Address reprint requests to Andrea Ferrari, MD, Pediatric Oncology Unit, Fondazione IRCCS Istituto Nazionale dei Tumori, Via G. Venezian, 1-20133 Milan, Italy; e-mail: andrea.ferrari{at}istitutotumori.mi.it
Overview: The Tumori Rari in Età Pediatrica (TREP) project is a national-scale cooperative project focusing on rare pediatric tumors. It was launched in Italy in 2000 with a goal of improving the clinical management and expanding the basic research currently available regarding the most uncommon pediatric cancers, which are defined as solid malignancies of childhood with an annual incidence of less than two per 1 million that are not included as part of other clinical trials.
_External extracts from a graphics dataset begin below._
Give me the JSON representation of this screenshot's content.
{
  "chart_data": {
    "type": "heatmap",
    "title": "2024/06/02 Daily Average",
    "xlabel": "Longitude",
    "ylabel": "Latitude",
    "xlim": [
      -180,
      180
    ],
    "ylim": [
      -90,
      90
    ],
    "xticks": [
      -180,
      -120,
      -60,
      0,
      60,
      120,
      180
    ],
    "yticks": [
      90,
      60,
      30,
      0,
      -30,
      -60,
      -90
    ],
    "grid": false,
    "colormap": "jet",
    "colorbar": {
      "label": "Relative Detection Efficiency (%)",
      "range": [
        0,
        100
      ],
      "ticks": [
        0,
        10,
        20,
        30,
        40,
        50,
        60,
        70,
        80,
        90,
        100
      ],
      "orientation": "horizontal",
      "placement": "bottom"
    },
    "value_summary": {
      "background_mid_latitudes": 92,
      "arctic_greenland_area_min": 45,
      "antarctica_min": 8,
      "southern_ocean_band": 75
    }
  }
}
The project involved developing diagnostic and therapeutic recommendations for each of these rare tumors within the same framework and creating a network to ensure cooperation with other specialists (including medical oncologists) concerned with managing such diseases. Pathologic and biologic studies were also established. Since the TREP project began, it has enrolled 457 patients younger than age 18 from 36 Italian centers (at a rate of 54 patients/year). Thyroid carcinoma proved the most common histotype, followed by carcinoid tumors, skin tumors, gonadal nongerm-cell tumors, and nasopharyngeal carcinoma. When we compared the number of cases actually registered with the number of cases predicted in light of incidence data from the Italian population-based cancer registries, the vast majority of patients younger than age 15 were registered and treated according to the TREP guidelines; underreporting for the older adolescent age group was statistically significant. These observations suggest that international studies are warranted and feasible.